Jacques Joli-Coeur, maire suppléant de la Ville de Québec et ancien chef du protocole au ministère des Affaires internationales, a confié hier qu'il songeait à renvoyer sa médaille de la République française en France, à la suite des déclarations controversées du président français Nicolas Sarkozy sur le mouvement souverainiste.
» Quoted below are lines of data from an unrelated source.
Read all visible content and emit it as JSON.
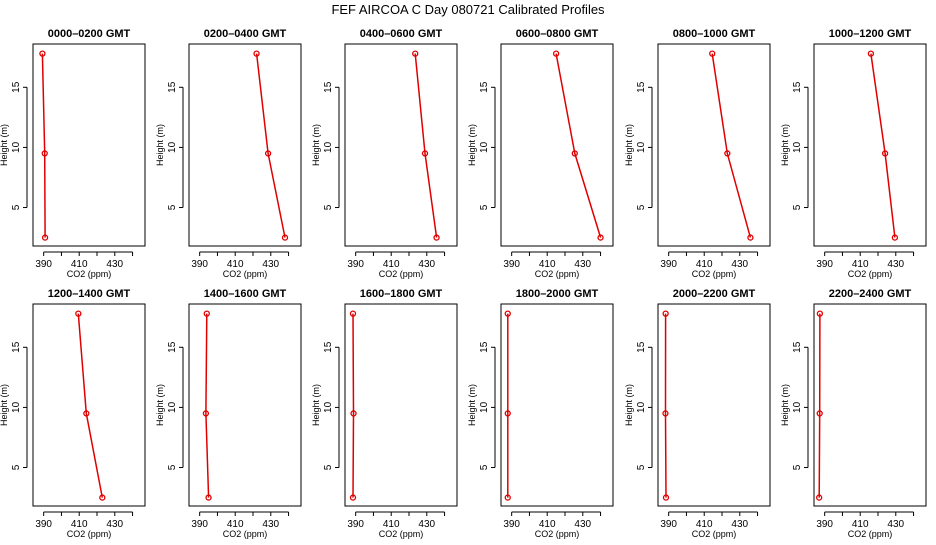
{
  "figure_title": "FEF AIRCOA C  Day 080721  Calibrated Profiles",
  "colors": {
    "line": "#e00000",
    "axis": "#000000"
  },
  "chart_data": [
    {
      "type": "line",
      "title": "0000–0200 GMT",
      "xlabel": "CO2 (ppm)",
      "ylabel": "Height (m)",
      "xlim": [
        384,
        447
      ],
      "ylim": [
        1.8,
        18.6
      ],
      "xticks": [
        390,
        410,
        430
      ],
      "yticks": [
        5,
        10,
        15
      ],
      "x": [
        389.3,
        390.6,
        390.8
      ],
      "y": [
        17.8,
        9.5,
        2.5
      ]
    },
    {
      "type": "line",
      "title": "0200–0400 GMT",
      "xlabel": "CO2 (ppm)",
      "ylabel": "Height (m)",
      "xlim": [
        384,
        447
      ],
      "ylim": [
        1.8,
        18.6
      ],
      "xticks": [
        390,
        410,
        430
      ],
      "yticks": [
        5,
        10,
        15
      ],
      "x": [
        422,
        428.5,
        438
      ],
      "y": [
        17.8,
        9.5,
        2.5
      ]
    },
    {
      "type": "line",
      "title": "0400–0600 GMT",
      "xlabel": "CO2 (ppm)",
      "ylabel": "Height (m)",
      "xlim": [
        384,
        447
      ],
      "ylim": [
        1.8,
        18.6
      ],
      "xticks": [
        390,
        410,
        430
      ],
      "yticks": [
        5,
        10,
        15
      ],
      "x": [
        423.5,
        429,
        435.5
      ],
      "y": [
        17.8,
        9.5,
        2.5
      ]
    },
    {
      "type": "line",
      "title": "0600–0800 GMT",
      "xlabel": "CO2 (ppm)",
      "ylabel": "Height (m)",
      "xlim": [
        384,
        447
      ],
      "ylim": [
        1.8,
        18.6
      ],
      "xticks": [
        390,
        410,
        430
      ],
      "yticks": [
        5,
        10,
        15
      ],
      "x": [
        415,
        425.5,
        440
      ],
      "y": [
        17.8,
        9.5,
        2.5
      ]
    },
    {
      "type": "line",
      "title": "0800–1000 GMT",
      "xlabel": "CO2 (ppm)",
      "ylabel": "Height (m)",
      "xlim": [
        384,
        447
      ],
      "ylim": [
        1.8,
        18.6
      ],
      "xticks": [
        390,
        410,
        430
      ],
      "yticks": [
        5,
        10,
        15
      ],
      "x": [
        414.5,
        423,
        436
      ],
      "y": [
        17.8,
        9.5,
        2.5
      ]
    },
    {
      "type": "line",
      "title": "1000–1200 GMT",
      "xlabel": "CO2 (ppm)",
      "ylabel": "Height (m)",
      "xlim": [
        384,
        447
      ],
      "ylim": [
        1.8,
        18.6
      ],
      "xticks": [
        390,
        410,
        430
      ],
      "yticks": [
        5,
        10,
        15
      ],
      "x": [
        416,
        424,
        429.5
      ],
      "y": [
        17.8,
        9.5,
        2.5
      ]
    },
    {
      "type": "line",
      "title": "1200–1400 GMT",
      "xlabel": "CO2 (ppm)",
      "ylabel": "Height (m)",
      "xlim": [
        384,
        447
      ],
      "ylim": [
        1.8,
        18.6
      ],
      "xticks": [
        390,
        410,
        430
      ],
      "yticks": [
        5,
        10,
        15
      ],
      "x": [
        409.5,
        414,
        423
      ],
      "y": [
        17.8,
        9.5,
        2.5
      ]
    },
    {
      "type": "line",
      "title": "1400–1600 GMT",
      "xlabel": "CO2 (ppm)",
      "ylabel": "Height (m)",
      "xlim": [
        384,
        447
      ],
      "ylim": [
        1.8,
        18.6
      ],
      "xticks": [
        390,
        410,
        430
      ],
      "yticks": [
        5,
        10,
        15
      ],
      "x": [
        394,
        393.5,
        395
      ],
      "y": [
        17.8,
        9.5,
        2.5
      ]
    },
    {
      "type": "line",
      "title": "1600–1800 GMT",
      "xlabel": "CO2 (ppm)",
      "ylabel": "Height (m)",
      "xlim": [
        384,
        447
      ],
      "ylim": [
        1.8,
        18.6
      ],
      "xticks": [
        390,
        410,
        430
      ],
      "yticks": [
        5,
        10,
        15
      ],
      "x": [
        388.5,
        388.8,
        388.5
      ],
      "y": [
        17.8,
        9.5,
        2.5
      ]
    },
    {
      "type": "line",
      "title": "1800–2000 GMT",
      "xlabel": "CO2 (ppm)",
      "ylabel": "Height (m)",
      "xlim": [
        384,
        447
      ],
      "ylim": [
        1.8,
        18.6
      ],
      "xticks": [
        390,
        410,
        430
      ],
      "yticks": [
        5,
        10,
        15
      ],
      "x": [
        387.8,
        387.8,
        387.8
      ],
      "y": [
        17.8,
        9.5,
        2.5
      ]
    },
    {
      "type": "line",
      "title": "2000–2200 GMT",
      "xlabel": "CO2 (ppm)",
      "ylabel": "Height (m)",
      "xlim": [
        384,
        447
      ],
      "ylim": [
        1.8,
        18.6
      ],
      "xticks": [
        390,
        410,
        430
      ],
      "yticks": [
        5,
        10,
        15
      ],
      "x": [
        388.3,
        388.2,
        388.5
      ],
      "y": [
        17.8,
        9.5,
        2.5
      ]
    },
    {
      "type": "line",
      "title": "2200–2400 GMT",
      "xlabel": "CO2 (ppm)",
      "ylabel": "Height (m)",
      "xlim": [
        384,
        447
      ],
      "ylim": [
        1.8,
        18.6
      ],
      "xticks": [
        390,
        410,
        430
      ],
      "yticks": [
        5,
        10,
        15
      ],
      "x": [
        387.3,
        387.2,
        386.9
      ],
      "y": [
        17.8,
        9.5,
        2.5
      ]
    }
  ]
}
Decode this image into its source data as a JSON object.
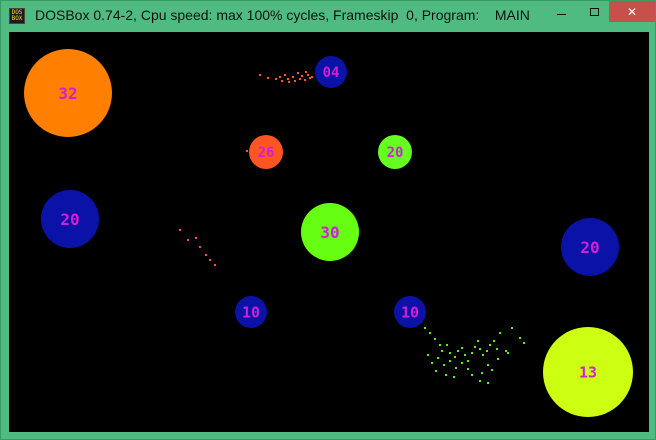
{
  "window": {
    "title": "DOSBox 0.74-2, Cpu speed: max 100% cycles, Frameskip  0, Program:    MAIN",
    "icon_text_top": "DOS",
    "icon_text_bottom": "BOX",
    "icon_name": "dosbox-icon",
    "minimize_icon": "minimize-icon",
    "maximize_icon": "maximize-icon",
    "close_icon": "close-icon",
    "close_glyph": "✕",
    "colors": {
      "frame": "#4fbb80",
      "close": "#c7504a",
      "screen": "#000000"
    }
  },
  "game": {
    "label_color": "#d21fd6",
    "balls": [
      {
        "label": "32",
        "color": "#ff7f00"
      },
      {
        "label": "04",
        "color": "#0a12a8"
      },
      {
        "label": "26",
        "color": "#ff5522"
      },
      {
        "label": "20",
        "color": "#66ff22"
      },
      {
        "label": "20",
        "color": "#0a12a8"
      },
      {
        "label": "30",
        "color": "#66ff11"
      },
      {
        "label": "20",
        "color": "#0a12a8"
      },
      {
        "label": "10",
        "color": "#0a12a8"
      },
      {
        "label": "10",
        "color": "#0a12a8"
      },
      {
        "label": "13",
        "color": "#ccff11"
      }
    ],
    "particle_groups": [
      {
        "name": "orange-particles-top",
        "color": "#ff5522"
      },
      {
        "name": "orange-particles-left",
        "color": "#ff5522"
      },
      {
        "name": "green-particles",
        "color": "#55ee22"
      }
    ]
  }
}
Mis à jour le 18 févr. 2009
André Noël LA PRESSE

S'il prend cette décision, M. Joli-Coeur sera le premier Québécois à protester de façon aussi formelle aux propos que M. Sarkozy a tenus, début février, lorsqu'il a décerné le grade de commandeur de la Légion d'honneur au premier ministre du Québec, Jean Charest.

 

Le président français a alors associé le mouvement souverainiste au «sectarisme», à «l'enfermement sur soi» et à la «détestation de l'autre». Bien des souverainistes ont dénoncé ces déclarations. Reste à savoir si ceux d'entre eux qui ont reçu des décorations françaises ont l'intention de les rendre. S'il passe de la parole aux actes, M. Joli-Coeur sera le premier à le faire.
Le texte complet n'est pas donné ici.